Your Secrets Are Not Safe with the Government

During a recent show, Chris Hayes, host of All In with Chris Hayes, made some very important points worthy of sharing here about government secrecy and the government’s inability to keep secrets:

As of the end of 2011, there were 1.4 million people with top secret security clearance […] just one of the 1.4 million people is on trial for leaking a heck of a lot of secrets. Bradley Manning is the 25-year-old soldier accused of turning over files to Wikileaks including reports from Afghanistan and air strikes to killed civilians. His trial got under way and he faces prison. He is viewed as a hero and others see him as a villain and a traitor. What he is is proof that the government cannot keep secrets. If 1.4 million people had access, that access is not a secret in any real way.

For the purposes of this post, I’m not going to get into whether Bradley Manning is a patriot or a traitor but Chris Hayes’ main point about the ability of the government to keep secrets safe, especially among 1.4 million individuals. These secrets that Manning leaked were secrets which painted the U.S. government in a very negative light (to put it mildly) and therefore, had a great deal of incentives to keep these secrets from ever seeing the light of day (this seems to throw quite a bit of cold water on many of the Alex Jones conspiracy theories, at least in my mind). If these secrets could not be kept safe from public view, can anyone really make the case that the government would be better able or have greater incentive to keep secrets collected on American citizens?

This brings me to Hayes’ second point about the SCOTUS ruling regarding the keeping of DNA records in databases, even of suspected felons who were later found not guilty:

The court decided that information can be taken without your consent and kept in a database. All the precautions taken with the database, the state is not allowed to search it for fun or interesting facts about people. It can only be used to identify suspects.
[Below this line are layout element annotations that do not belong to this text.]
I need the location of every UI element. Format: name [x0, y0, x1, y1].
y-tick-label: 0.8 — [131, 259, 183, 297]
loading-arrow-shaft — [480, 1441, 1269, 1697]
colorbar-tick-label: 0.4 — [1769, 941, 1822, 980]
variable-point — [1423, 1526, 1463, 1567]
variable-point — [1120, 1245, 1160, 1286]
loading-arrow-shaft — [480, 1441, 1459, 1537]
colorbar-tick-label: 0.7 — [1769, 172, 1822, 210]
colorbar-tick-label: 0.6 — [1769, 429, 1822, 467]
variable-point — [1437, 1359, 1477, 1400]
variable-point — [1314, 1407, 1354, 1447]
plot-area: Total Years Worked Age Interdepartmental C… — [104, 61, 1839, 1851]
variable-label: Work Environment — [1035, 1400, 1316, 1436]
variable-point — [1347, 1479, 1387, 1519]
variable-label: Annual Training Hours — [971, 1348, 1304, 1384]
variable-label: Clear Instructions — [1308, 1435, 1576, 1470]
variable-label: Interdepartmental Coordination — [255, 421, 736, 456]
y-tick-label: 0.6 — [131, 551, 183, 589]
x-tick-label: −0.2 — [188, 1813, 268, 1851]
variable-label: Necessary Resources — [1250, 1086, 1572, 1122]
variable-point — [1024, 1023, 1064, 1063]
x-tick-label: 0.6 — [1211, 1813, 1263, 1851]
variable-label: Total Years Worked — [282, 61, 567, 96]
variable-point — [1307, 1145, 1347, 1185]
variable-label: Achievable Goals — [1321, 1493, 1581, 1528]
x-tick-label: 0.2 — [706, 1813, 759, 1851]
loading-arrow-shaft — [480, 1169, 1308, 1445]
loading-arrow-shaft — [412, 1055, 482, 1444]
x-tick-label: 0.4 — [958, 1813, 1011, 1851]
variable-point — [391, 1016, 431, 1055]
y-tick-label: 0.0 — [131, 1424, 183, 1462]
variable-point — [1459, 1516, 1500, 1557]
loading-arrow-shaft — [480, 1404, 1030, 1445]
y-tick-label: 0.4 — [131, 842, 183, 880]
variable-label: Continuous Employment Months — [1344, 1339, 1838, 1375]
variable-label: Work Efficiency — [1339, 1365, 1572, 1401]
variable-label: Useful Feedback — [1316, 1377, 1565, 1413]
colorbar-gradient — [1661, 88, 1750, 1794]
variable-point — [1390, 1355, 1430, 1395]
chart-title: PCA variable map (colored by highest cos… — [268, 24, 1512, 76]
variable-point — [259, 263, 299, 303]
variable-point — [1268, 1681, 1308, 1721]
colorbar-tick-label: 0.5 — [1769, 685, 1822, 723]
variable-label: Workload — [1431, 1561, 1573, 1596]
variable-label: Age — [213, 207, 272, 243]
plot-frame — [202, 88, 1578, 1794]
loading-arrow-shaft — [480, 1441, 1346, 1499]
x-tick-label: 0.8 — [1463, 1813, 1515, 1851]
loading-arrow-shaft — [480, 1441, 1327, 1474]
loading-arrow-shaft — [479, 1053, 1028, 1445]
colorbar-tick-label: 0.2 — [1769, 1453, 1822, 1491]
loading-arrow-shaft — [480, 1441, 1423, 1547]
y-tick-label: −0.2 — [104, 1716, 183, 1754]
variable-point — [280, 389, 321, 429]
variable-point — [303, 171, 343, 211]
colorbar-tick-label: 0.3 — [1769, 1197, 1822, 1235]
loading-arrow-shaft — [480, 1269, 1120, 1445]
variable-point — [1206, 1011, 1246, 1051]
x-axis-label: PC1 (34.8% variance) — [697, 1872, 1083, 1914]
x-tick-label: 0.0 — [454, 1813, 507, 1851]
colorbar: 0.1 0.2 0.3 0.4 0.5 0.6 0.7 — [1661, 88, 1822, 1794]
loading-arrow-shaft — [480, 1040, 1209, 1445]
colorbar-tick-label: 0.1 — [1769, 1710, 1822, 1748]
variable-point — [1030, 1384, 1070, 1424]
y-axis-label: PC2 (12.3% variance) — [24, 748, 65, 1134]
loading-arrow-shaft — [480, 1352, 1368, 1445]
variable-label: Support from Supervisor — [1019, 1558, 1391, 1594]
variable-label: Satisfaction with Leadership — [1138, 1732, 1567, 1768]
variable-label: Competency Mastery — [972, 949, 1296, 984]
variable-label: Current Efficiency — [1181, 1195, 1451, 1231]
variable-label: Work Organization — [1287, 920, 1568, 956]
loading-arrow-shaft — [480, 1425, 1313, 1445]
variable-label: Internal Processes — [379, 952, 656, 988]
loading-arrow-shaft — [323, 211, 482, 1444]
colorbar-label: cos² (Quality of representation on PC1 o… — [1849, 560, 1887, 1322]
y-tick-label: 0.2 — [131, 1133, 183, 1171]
No matter how responsible the state promises to be with it, it is a government database subject to the statement forces that our top clearance systems. That system that they are trying to keep hackers out which is to say it is a system that cannot keep secrets.

As we now know, the IRS found all kinds of “fun or interesting facts” and used them against certain individuals and groups. What other creative uses will this government come up with to use the alarming volume of information collected of and against the people? Even if we are to believe that most of the people who have access to confidential information will not misuse it (I have no such confidence this is true), all it takes is one rogue individual. For those who may be reading this who have adopted the authoritarian “If you have nothing to hide” mindset, I would suggest reconsidering that premise and resist the growing surveillance state.